Dixon reported $320,000 on hand, including six donations of $6,000. Jones and his son gave her a combined $17,000, including donations from their companies, while leaders of contracting firm M. Luis Construction gave her $12,000. Heating and plumbing contractor Robert E. Harrington gave her nearly $10,000 from himself and his company.
Mosby's campaign finance filing stated he has $203,000 available to spend, including five donations of $6,000. Jennifer and Michael Klein of Klein Enterprises, a real estate development firm, gave him a combined $12,000.
Stokes reported $155,000 on hand, including one donation of $6,000. Besides Angelos — who gave him $5,000 — some of his strongest support came from Jackson Haden of the Baltimore Recycling Center, which donated $8,000.
During the last city campaign in 2011, Angelos, his lawyers and business entities gave about $50,000 to Stokes.

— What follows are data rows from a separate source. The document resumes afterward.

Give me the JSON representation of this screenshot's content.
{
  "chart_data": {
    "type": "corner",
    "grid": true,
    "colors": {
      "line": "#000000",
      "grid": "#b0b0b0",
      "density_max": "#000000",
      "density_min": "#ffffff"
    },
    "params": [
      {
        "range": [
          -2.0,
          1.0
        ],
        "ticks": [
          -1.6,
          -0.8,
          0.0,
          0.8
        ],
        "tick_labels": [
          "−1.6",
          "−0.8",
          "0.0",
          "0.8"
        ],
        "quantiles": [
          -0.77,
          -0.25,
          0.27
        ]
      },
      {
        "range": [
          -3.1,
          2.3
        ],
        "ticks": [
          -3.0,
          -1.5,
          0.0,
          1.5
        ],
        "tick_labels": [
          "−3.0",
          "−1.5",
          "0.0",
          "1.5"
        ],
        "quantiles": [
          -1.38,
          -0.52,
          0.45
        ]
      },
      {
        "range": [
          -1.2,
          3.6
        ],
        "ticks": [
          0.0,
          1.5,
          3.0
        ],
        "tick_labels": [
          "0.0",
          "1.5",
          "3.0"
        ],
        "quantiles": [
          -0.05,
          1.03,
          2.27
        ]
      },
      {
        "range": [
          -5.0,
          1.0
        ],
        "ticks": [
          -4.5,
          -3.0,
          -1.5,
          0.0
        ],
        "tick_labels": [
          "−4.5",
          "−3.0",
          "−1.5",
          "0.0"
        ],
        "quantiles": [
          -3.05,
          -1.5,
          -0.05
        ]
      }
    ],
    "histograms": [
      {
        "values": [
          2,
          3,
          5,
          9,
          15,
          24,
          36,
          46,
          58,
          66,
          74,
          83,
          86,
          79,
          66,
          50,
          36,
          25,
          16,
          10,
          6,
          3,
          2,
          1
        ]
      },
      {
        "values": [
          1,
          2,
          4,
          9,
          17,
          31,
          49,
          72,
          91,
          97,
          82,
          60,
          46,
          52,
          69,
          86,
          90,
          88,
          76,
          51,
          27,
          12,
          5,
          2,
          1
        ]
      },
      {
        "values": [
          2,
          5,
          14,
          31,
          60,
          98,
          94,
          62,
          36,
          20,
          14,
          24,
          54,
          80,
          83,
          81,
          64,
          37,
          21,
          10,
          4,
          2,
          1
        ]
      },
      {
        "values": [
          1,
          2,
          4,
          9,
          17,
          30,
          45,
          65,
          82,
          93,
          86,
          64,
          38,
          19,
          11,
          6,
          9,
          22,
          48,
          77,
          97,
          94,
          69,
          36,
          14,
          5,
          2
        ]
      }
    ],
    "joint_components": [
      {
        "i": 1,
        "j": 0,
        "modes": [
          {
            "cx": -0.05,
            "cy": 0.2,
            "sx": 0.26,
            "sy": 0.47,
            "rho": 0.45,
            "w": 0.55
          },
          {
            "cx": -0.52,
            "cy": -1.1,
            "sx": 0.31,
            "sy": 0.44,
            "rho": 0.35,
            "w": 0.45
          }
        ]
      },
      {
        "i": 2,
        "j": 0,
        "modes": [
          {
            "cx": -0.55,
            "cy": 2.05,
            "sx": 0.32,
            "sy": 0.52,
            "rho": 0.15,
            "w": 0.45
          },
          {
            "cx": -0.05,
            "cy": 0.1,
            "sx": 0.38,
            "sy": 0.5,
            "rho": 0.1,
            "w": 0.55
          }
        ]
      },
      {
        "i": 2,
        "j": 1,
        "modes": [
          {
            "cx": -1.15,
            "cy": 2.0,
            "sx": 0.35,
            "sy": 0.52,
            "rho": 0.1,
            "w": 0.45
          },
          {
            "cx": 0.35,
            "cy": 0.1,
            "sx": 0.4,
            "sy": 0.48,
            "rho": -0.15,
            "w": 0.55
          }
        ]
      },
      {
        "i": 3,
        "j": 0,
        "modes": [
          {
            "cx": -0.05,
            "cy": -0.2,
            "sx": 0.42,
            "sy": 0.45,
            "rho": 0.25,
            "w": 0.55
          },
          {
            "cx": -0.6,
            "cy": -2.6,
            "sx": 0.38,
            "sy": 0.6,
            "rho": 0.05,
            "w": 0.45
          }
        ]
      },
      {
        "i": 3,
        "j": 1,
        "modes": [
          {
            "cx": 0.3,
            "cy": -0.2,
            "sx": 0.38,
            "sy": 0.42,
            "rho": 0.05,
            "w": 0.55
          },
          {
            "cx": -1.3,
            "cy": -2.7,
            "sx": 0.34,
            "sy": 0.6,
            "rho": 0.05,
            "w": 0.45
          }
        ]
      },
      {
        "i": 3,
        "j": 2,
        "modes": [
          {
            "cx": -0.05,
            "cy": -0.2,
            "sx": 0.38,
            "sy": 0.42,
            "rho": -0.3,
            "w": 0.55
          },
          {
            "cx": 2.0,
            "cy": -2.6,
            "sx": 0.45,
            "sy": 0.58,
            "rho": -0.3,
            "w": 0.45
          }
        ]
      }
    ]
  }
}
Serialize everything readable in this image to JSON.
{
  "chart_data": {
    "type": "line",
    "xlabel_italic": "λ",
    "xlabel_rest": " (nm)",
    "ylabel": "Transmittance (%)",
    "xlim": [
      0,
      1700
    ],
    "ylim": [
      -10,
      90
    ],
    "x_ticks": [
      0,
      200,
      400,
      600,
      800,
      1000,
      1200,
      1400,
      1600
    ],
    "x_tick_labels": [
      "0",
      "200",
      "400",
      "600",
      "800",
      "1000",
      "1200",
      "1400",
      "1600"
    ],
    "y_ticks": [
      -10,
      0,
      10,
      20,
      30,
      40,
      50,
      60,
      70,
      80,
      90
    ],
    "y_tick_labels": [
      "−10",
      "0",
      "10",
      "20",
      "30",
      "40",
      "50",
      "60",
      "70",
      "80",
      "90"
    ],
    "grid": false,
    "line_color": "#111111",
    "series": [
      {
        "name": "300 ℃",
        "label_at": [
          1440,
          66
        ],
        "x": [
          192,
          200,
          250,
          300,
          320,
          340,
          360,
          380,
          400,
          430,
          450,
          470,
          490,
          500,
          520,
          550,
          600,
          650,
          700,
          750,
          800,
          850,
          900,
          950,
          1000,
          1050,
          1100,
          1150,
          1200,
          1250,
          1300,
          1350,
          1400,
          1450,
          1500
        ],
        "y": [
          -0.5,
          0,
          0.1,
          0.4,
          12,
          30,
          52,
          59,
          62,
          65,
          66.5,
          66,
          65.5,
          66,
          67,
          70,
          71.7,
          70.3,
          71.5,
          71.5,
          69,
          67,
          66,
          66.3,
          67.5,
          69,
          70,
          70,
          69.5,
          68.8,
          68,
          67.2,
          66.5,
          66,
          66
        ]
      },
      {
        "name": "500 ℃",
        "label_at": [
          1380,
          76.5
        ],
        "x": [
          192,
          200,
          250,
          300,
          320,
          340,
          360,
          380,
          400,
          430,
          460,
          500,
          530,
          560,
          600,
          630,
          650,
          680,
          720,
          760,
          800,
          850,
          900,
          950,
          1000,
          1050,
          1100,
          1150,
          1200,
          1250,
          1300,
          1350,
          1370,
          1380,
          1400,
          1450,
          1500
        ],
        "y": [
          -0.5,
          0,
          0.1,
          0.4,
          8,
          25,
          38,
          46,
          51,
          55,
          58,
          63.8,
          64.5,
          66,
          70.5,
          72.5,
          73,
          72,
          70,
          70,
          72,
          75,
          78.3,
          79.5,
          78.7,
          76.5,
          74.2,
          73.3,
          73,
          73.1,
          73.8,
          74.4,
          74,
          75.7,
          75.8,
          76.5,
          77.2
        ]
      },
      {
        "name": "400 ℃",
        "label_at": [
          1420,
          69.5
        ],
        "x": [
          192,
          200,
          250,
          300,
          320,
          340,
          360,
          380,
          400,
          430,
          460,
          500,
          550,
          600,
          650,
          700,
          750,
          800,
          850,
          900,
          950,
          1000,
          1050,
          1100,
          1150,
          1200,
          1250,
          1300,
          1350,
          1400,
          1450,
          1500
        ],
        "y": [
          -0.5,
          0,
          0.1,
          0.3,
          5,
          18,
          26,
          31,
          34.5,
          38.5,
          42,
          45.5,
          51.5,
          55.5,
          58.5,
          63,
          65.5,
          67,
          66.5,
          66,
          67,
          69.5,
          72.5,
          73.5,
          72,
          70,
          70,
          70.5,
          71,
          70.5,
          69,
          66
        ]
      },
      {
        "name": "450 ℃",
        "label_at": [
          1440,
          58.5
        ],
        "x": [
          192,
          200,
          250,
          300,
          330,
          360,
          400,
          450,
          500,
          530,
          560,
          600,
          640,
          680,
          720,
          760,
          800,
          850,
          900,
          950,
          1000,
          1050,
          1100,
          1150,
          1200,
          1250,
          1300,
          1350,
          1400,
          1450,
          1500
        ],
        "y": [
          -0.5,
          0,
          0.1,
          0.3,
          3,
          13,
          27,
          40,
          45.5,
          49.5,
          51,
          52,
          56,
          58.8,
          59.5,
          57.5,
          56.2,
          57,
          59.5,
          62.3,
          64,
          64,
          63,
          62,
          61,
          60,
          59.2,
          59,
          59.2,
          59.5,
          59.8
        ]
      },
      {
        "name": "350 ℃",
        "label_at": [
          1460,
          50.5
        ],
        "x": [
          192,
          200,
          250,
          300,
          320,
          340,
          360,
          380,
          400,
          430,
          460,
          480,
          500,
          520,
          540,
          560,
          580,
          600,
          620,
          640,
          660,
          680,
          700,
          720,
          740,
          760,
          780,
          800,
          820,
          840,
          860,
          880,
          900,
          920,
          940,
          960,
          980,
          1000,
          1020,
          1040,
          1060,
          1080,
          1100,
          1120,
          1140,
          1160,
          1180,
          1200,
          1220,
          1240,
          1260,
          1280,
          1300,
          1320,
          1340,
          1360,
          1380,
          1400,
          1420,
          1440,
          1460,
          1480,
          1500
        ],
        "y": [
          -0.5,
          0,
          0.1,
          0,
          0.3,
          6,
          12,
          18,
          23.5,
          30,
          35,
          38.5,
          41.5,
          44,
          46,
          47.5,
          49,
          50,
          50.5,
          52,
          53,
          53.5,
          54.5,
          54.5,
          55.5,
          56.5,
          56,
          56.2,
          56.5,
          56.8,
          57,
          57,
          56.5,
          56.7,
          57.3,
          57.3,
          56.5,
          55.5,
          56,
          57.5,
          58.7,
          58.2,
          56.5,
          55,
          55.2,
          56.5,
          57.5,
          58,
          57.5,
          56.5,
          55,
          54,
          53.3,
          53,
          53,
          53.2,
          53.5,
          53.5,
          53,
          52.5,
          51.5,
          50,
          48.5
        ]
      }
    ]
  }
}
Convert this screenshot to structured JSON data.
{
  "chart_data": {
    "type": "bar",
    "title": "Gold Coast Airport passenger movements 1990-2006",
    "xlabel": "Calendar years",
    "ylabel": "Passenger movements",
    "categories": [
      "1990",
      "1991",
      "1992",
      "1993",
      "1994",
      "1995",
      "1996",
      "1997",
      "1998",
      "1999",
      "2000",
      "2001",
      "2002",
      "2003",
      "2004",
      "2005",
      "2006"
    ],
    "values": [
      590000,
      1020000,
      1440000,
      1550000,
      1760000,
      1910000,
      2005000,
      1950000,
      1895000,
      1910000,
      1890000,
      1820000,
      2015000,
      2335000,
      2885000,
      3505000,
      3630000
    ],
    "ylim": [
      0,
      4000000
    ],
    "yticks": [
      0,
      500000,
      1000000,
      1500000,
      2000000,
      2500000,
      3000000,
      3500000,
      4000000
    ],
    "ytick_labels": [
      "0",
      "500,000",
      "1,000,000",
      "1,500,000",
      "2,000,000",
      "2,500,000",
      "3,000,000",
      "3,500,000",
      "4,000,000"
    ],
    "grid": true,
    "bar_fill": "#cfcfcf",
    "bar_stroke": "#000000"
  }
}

Herb Smith, political science professor at McDaniel College, said spending money during the political season is a necessity for many who do business with city government.
"The city often has been a pay-to-play political system, and if you hit the combination right, you're good for four years," he said. "You either choose wisely or you spread it around."
Still, Smith cautioned, money isn't everything when it comes to winning a race in Baltimore. For instance, Marilyn J. Mosby, Baltimore's state's attorney, ousted an incumbent prosecutor in 2014 even though she was trailing in fundraising.
The right platform, enough charisma and a dedicated campaign team can overcome a challenger with a bigger war chest, he said.
"That's how you defeat money," Smith said. "You can organize a city and win a divided campaign."
Baltimore Sun reporter Natalie Sherman contributed to this article.